The air-sea CO2 exchange is described by a monthly mean climatology and is based on the revised version of Takahashi et al 2002. This version uses wind speeds from 10-m height instead of 0.995 sigma-level. Anthropogenic emissions are based on the EDGAR.3.0 1x1 degree global Map for 1990 (Olivier and Berdowski, 2001) rescaled to the CDIAC (Carbon Dioxide Information Analysis Centre) country level estimates for 1998.
These emissions are kept constant throughout the years. Finally, wildfire emissions are from the Global Fire emissions Database version 2 (van der Werf et al., 2006) and are provided at an 8-day time resolution using MODIS Fire hot spots (Giglio et al., 2003). These emissions have been injected at the surface given the lack of information on the fire intensity time evolution. Apart from wildfire emissions none of the prescribed CO2 surface fluxes is year specific. All data sets were interpolated to the horizontal resolution of the model. Our runs are done at a resolution of approximately 1.125x1.125 degree and 60 sigma hybrid levels (T159L60).

  • GLOBAL NEE fluxes in micromolesC / m2 / s (here)
  • Free troposphere (500-700 hPa) CO2 concentrations in GEMS in ppm

References:

ECMWF, 2007 IFS documentation, http://www.ecmwf.int/research/ifsdocs/CY31r1/index.html

GEMS, http://gems.ecmwf.int/

GEOLAND2, http://www.gmes-geoland.info/

Giglio, L., Descloitres, J., Justice, C.O., Kaufman, Y. 2003. An enhanced contextual fire detection algorithm for MODIS. Remote Sensing of Environment, 87:273-282.

Gibelin, A.-L., J.-C. Calvet, J.-L. Roujean, L. Jarlan, and S. O. Los (2006), Ability of the land surface model ISBA-A-gs to simulate leaf area index at the global scale: Comparison with satellites products, Journal of Geophysical Research, 111, D18102, doi:10.1029/2005JD006691.

Jarlan, L., G. Balsamo, S. Lafont, A. Beljaars, J.C. Calvet and E. Mougin, 2007: Analysis of Leaf Area Index in the ECMWF land surface scheme and impact on latent heat and carbon fluxes: Applications to West Africa, ECMWF Tech. memo. 544 [pdf].

Lafont S., A. Beljaars, M. Voogt, L. Jarlan, P. Viterbo, B. van den Hurk, J.-C. Calvet, 2006: Comparison of C-TESSEL CO2 fluxes with TransCom CO2 fluxes. Proc. Second Recent Advances in Quantitative Remote Sensing II, Torrent (Valencia), Spain, 26-29 September 2006.

Olivier, J. G. J., Berdowski, J. J. M. (2001). Global emissions sources and sinks. In The Climate SystemJ. Berdowski, R. Guicherit,B. J. Heij, Lisse, The Netherlands: A.A. Balkema Publishers/Swets and Zeitlinger Publishers, pp. 33-78

Takahashi, T., Sutherland, S. C., Sweeney, C., Poisson, A., Metzl, N., Tillbrook, B., Bates, N., Wanninkhof, R., Feely, R. A., Sabine, C., Olafsson, J. and Nojiri, Y. (2002).

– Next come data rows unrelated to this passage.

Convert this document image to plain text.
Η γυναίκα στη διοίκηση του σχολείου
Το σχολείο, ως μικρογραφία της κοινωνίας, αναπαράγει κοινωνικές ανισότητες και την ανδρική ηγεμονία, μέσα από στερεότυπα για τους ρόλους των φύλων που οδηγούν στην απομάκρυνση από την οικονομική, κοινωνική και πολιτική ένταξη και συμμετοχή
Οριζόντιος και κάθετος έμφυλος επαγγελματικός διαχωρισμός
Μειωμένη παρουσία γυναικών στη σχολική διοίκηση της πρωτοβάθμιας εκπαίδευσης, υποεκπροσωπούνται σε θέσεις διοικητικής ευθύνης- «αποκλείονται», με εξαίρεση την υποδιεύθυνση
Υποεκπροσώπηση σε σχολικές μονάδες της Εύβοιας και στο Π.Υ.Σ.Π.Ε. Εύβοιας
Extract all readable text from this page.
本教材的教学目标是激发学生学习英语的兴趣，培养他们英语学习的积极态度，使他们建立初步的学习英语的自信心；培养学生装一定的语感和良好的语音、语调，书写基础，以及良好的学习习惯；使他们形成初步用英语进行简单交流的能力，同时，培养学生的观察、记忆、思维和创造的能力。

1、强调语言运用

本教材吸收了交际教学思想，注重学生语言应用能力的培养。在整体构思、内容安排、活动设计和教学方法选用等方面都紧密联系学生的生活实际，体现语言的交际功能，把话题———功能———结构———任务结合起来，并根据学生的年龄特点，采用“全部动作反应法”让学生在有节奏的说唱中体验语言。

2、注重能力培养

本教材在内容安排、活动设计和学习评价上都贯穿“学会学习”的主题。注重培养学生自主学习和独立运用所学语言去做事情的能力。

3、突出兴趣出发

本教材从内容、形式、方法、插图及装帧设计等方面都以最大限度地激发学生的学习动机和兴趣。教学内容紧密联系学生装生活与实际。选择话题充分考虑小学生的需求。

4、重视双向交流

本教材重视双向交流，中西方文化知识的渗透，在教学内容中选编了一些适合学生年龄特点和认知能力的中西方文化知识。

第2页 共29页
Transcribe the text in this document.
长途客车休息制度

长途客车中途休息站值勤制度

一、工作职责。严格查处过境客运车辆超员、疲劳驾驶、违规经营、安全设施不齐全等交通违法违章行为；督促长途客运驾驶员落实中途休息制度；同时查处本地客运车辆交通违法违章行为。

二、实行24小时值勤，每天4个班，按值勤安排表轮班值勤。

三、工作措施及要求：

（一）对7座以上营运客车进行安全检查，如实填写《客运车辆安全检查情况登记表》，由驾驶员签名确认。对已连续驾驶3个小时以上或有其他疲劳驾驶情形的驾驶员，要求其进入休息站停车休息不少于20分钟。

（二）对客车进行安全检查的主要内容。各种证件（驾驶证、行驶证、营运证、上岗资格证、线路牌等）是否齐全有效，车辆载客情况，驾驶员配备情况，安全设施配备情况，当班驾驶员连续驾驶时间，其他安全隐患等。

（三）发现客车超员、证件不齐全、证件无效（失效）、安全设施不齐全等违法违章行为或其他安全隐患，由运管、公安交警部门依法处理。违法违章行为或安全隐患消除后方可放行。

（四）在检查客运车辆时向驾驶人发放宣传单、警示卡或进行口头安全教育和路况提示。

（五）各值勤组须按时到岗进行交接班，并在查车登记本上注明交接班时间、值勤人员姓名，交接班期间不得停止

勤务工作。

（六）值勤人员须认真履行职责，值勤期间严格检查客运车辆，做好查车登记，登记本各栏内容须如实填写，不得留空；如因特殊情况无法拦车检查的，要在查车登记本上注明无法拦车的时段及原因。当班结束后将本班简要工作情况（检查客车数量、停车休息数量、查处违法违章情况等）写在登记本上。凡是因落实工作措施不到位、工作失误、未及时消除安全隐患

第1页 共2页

Global sea-air CO2 flux based on climatological surface ocean pCO2, and seasonal biological and temperature effects, Deep-Sea Res. II, 49, 1601-1622.

Van der Werf, G.R., J.T. Randerson, L. Giglio, G.J. Collatz, P.S. Kasibhatla, and A.F. Arellano, Jr. 2006. Interannual variability in global biomass burning emissions from 1997 to 2004. Atmospheric Chemistry and Physics. 6: 3423\x{2013}3441.